The Effects of Long Pulse Durations and Radiation Damping in Selective Inversion Recovery Experiments

TL;DR

This paper investigates how long pulse durations and radiation damping affect the accuracy of selective inversion recovery experiments in NMR, highlighting the need for careful parameter selection to ensure reliable measurements.

Contribution

It demonstrates the impact of long pulses and radiation damping on SIR experiments and emphasizes the importance of understanding magnetization evolution for accurate quantitative NMR.

Findings

Long pulse durations and radiation damping cause inaccuracies in SIR experiments.

These effects complicate measurements in simple and complex spin systems.

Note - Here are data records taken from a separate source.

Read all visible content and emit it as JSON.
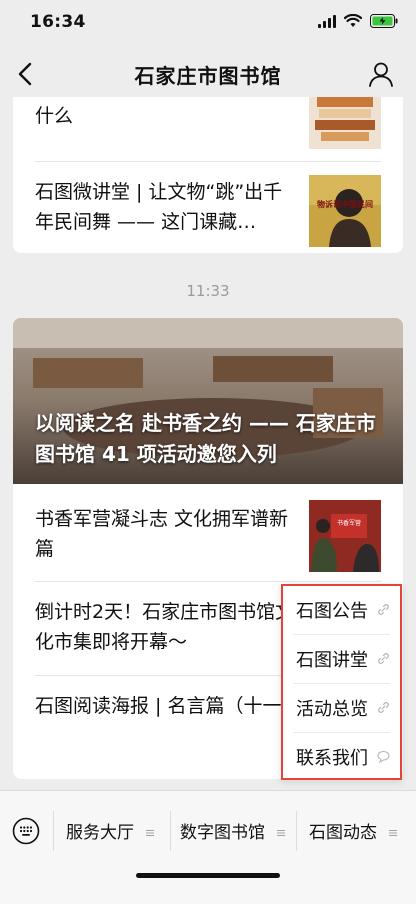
{
  "status_bar": {
    "time": "16:34"
  },
  "nav": {
    "title": "石家庄市图书馆"
  },
  "chat": {
    "card1": {
      "items": [
        {
          "title": "什么",
          "thumb": "books-stack-image"
        },
        {
          "title": "石图微讲堂 | 让文物“跳”出千年民间舞 —— 这门课藏…",
          "thumb_caption": "物诉说中国民间"
        }
      ]
    },
    "timestamp": "11:33",
    "card2": {
      "hero_title": "以阅读之名 赴书香之约 —— 石家庄市图书馆 41 项活动邀您入列",
      "items": [
        {
          "title": "书香军营凝斗志 文化拥军谱新篇",
          "thumb_caption": "书香军营"
        },
        {
          "title": "倒计时2天！石家庄市图书馆文化市集即将开幕～"
        },
        {
          "title": "石图阅读海报 | 名言篇（十一）"
        }
      ]
    }
  },
  "popup_menu": {
    "items": [
      {
        "label": "石图公告",
        "icon": "link-icon"
      },
      {
        "label": "石图讲堂",
        "icon": "link-icon"
      },
      {
        "label": "活动总览",
        "icon": "link-icon"
      },
      {
        "label": "联系我们",
        "icon": "chat-bubble-icon"
      }
    ]
  },
  "bottom_menu": {
    "items": [
      {
        "label": "服务大厅"
      },
      {
        "label": "数字图书馆"
      },
      {
        "label": "石图动态"
      }
    ]
  },
  "colors": {
    "accent_border": "#e0453a",
    "background": "#ededed"
  }
}
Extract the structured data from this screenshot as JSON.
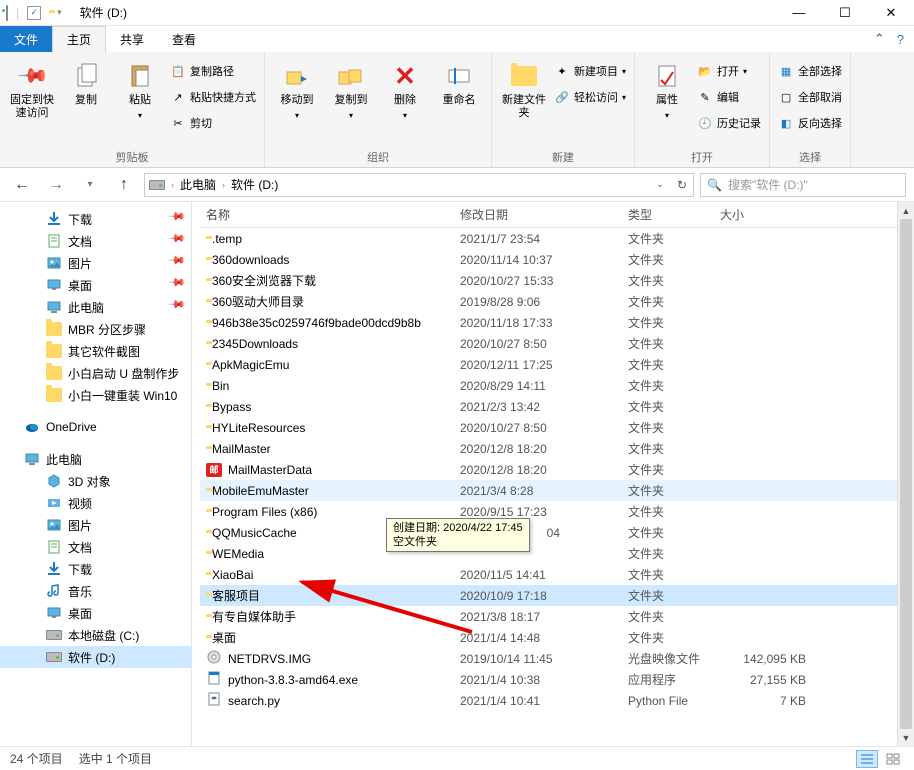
{
  "window": {
    "title": "软件 (D:)",
    "min": "—",
    "max": "☐",
    "close": "✕"
  },
  "tabs": {
    "file": "文件",
    "home": "主页",
    "share": "共享",
    "view": "查看"
  },
  "ribbon": {
    "group_clipboard": "剪贴板",
    "group_organize": "组织",
    "group_new": "新建",
    "group_open": "打开",
    "group_select": "选择",
    "pin_quick": "固定到快速访问",
    "copy": "复制",
    "paste": "粘贴",
    "copy_path": "复制路径",
    "paste_shortcut": "粘贴快捷方式",
    "cut": "剪切",
    "move_to": "移动到",
    "copy_to": "复制到",
    "delete": "删除",
    "rename": "重命名",
    "new_folder": "新建文件夹",
    "new_item": "新建项目",
    "easy_access": "轻松访问",
    "properties": "属性",
    "open": "打开",
    "edit": "编辑",
    "history": "历史记录",
    "select_all": "全部选择",
    "select_none": "全部取消",
    "invert_selection": "反向选择"
  },
  "address": {
    "this_pc": "此电脑",
    "current": "软件 (D:)"
  },
  "search": {
    "placeholder": "搜索\"软件 (D:)\""
  },
  "sidebar": {
    "items": [
      {
        "label": "下载",
        "icon": "download",
        "indent": 1,
        "pinned": true
      },
      {
        "label": "文档",
        "icon": "document",
        "indent": 1,
        "pinned": true
      },
      {
        "label": "图片",
        "icon": "pictures",
        "indent": 1,
        "pinned": true
      },
      {
        "label": "桌面",
        "icon": "desktop",
        "indent": 1,
        "pinned": true
      },
      {
        "label": "此电脑",
        "icon": "pc",
        "indent": 1,
        "pinned": true
      },
      {
        "label": "MBR 分区步骤",
        "icon": "folder",
        "indent": 1
      },
      {
        "label": "其它软件截图",
        "icon": "folder",
        "indent": 1
      },
      {
        "label": "小白启动 U 盘制作步",
        "icon": "folder",
        "indent": 1
      },
      {
        "label": "小白一键重装 Win10",
        "icon": "folder",
        "indent": 1
      },
      {
        "label": "",
        "icon": "spacer"
      },
      {
        "label": "OneDrive",
        "icon": "onedrive",
        "indent": 0
      },
      {
        "label": "",
        "icon": "spacer"
      },
      {
        "label": "此电脑",
        "icon": "pc",
        "indent": 0
      },
      {
        "label": "3D 对象",
        "icon": "3d",
        "indent": 1
      },
      {
        "label": "视频",
        "icon": "videos",
        "indent": 1
      },
      {
        "label": "图片",
        "icon": "pictures",
        "indent": 1
      },
      {
        "label": "文档",
        "icon": "document",
        "indent": 1
      },
      {
        "label": "下载",
        "icon": "download",
        "indent": 1
      },
      {
        "label": "音乐",
        "icon": "music",
        "indent": 1
      },
      {
        "label": "桌面",
        "icon": "desktop",
        "indent": 1
      },
      {
        "label": "本地磁盘 (C:)",
        "icon": "drive",
        "indent": 1
      },
      {
        "label": "软件 (D:)",
        "icon": "drive",
        "indent": 1,
        "selected": true
      }
    ]
  },
  "columns": {
    "name": "名称",
    "date": "修改日期",
    "type": "类型",
    "size": "大小"
  },
  "files": [
    {
      "name": ".temp",
      "date": "2021/1/7 23:54",
      "type": "文件夹",
      "size": "",
      "icon": "folder"
    },
    {
      "name": "360downloads",
      "date": "2020/11/14 10:37",
      "type": "文件夹",
      "size": "",
      "icon": "folder"
    },
    {
      "name": "360安全浏览器下载",
      "date": "2020/10/27 15:33",
      "type": "文件夹",
      "size": "",
      "icon": "folder"
    },
    {
      "name": "360驱动大师目录",
      "date": "2019/8/28 9:06",
      "type": "文件夹",
      "size": "",
      "icon": "folder"
    },
    {
      "name": "946b38e35c0259746f9bade00dcd9b8b",
      "date": "2020/11/18 17:33",
      "type": "文件夹",
      "size": "",
      "icon": "folder"
    },
    {
      "name": "2345Downloads",
      "date": "2020/10/27 8:50",
      "type": "文件夹",
      "size": "",
      "icon": "folder"
    },
    {
      "name": "ApkMagicEmu",
      "date": "2020/12/11 17:25",
      "type": "文件夹",
      "size": "",
      "icon": "folder"
    },
    {
      "name": "Bin",
      "date": "2020/8/29 14:11",
      "type": "文件夹",
      "size": "",
      "icon": "folder"
    },
    {
      "name": "Bypass",
      "date": "2021/2/3 13:42",
      "type": "文件夹",
      "size": "",
      "icon": "folder"
    },
    {
      "name": "HYLiteResources",
      "date": "2020/10/27 8:50",
      "type": "文件夹",
      "size": "",
      "icon": "folder"
    },
    {
      "name": "MailMaster",
      "date": "2020/12/8 18:20",
      "type": "文件夹",
      "size": "",
      "icon": "folder"
    },
    {
      "name": "MailMasterData",
      "date": "2020/12/8 18:20",
      "type": "文件夹",
      "size": "",
      "icon": "mailmaster"
    },
    {
      "name": "MobileEmuMaster",
      "date": "2021/3/4 8:28",
      "type": "文件夹",
      "size": "",
      "icon": "folder",
      "hover": true
    },
    {
      "name": "Program Files (x86)",
      "date": "2020/9/15 17:23",
      "type": "文件夹",
      "size": "",
      "icon": "folder"
    },
    {
      "name": "QQMusicCache",
      "date": "",
      "type": "文件夹",
      "size": "",
      "icon": "folder",
      "date_hidden": "04"
    },
    {
      "name": "WEMedia",
      "date": "",
      "type": "文件夹",
      "size": "",
      "icon": "folder"
    },
    {
      "name": "XiaoBai",
      "date": "2020/11/5 14:41",
      "type": "文件夹",
      "size": "",
      "icon": "folder"
    },
    {
      "name": "客服项目",
      "date": "2020/10/9 17:18",
      "type": "文件夹",
      "size": "",
      "icon": "folder",
      "selected": true
    },
    {
      "name": "有专自媒体助手",
      "date": "2021/3/8 18:17",
      "type": "文件夹",
      "size": "",
      "icon": "folder"
    },
    {
      "name": "桌面",
      "date": "2021/1/4 14:48",
      "type": "文件夹",
      "size": "",
      "icon": "folder"
    },
    {
      "name": "NETDRVS.IMG",
      "date": "2019/10/14 11:45",
      "type": "光盘映像文件",
      "size": "142,095 KB",
      "icon": "disc"
    },
    {
      "name": "python-3.8.3-amd64.exe",
      "date": "2021/1/4 10:38",
      "type": "应用程序",
      "size": "27,155 KB",
      "icon": "exe"
    },
    {
      "name": "search.py",
      "date": "2021/1/4 10:41",
      "type": "Python File",
      "size": "7 KB",
      "icon": "py"
    }
  ],
  "tooltip": {
    "line1": "创建日期: 2020/4/22 17:45",
    "line2": "空文件夹"
  },
  "status": {
    "total": "24 个项目",
    "selected": "选中 1 个项目"
  }
}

Proper experimental parameter selection is crucial for reliable results.

Abstract

Long pulse durations necessary in selective inversion recovery (SIR) experiments along with radiation damping (RD) introduce difficulties in quantitative nuclear magnetic resonance measurements, such as those that allow for the determination of a sample's characteristics, including the rates that govern magnetization transfer. Because of these influences, the assumption of perfect inversion is invalid. In this work, we present data that demonstrates that long pulse durations as well as RD cause difficulties in SIR experiments performed on simple one-spin systems, indicating that they will be problematic for multiple-spin systems as well. These results emphasize the importance of understanding the evolution of magnetization for all time points throughout an experiment used in quantitative NMR measurements. Furthermore, experimental parameters must be chosen carefully and understood completely.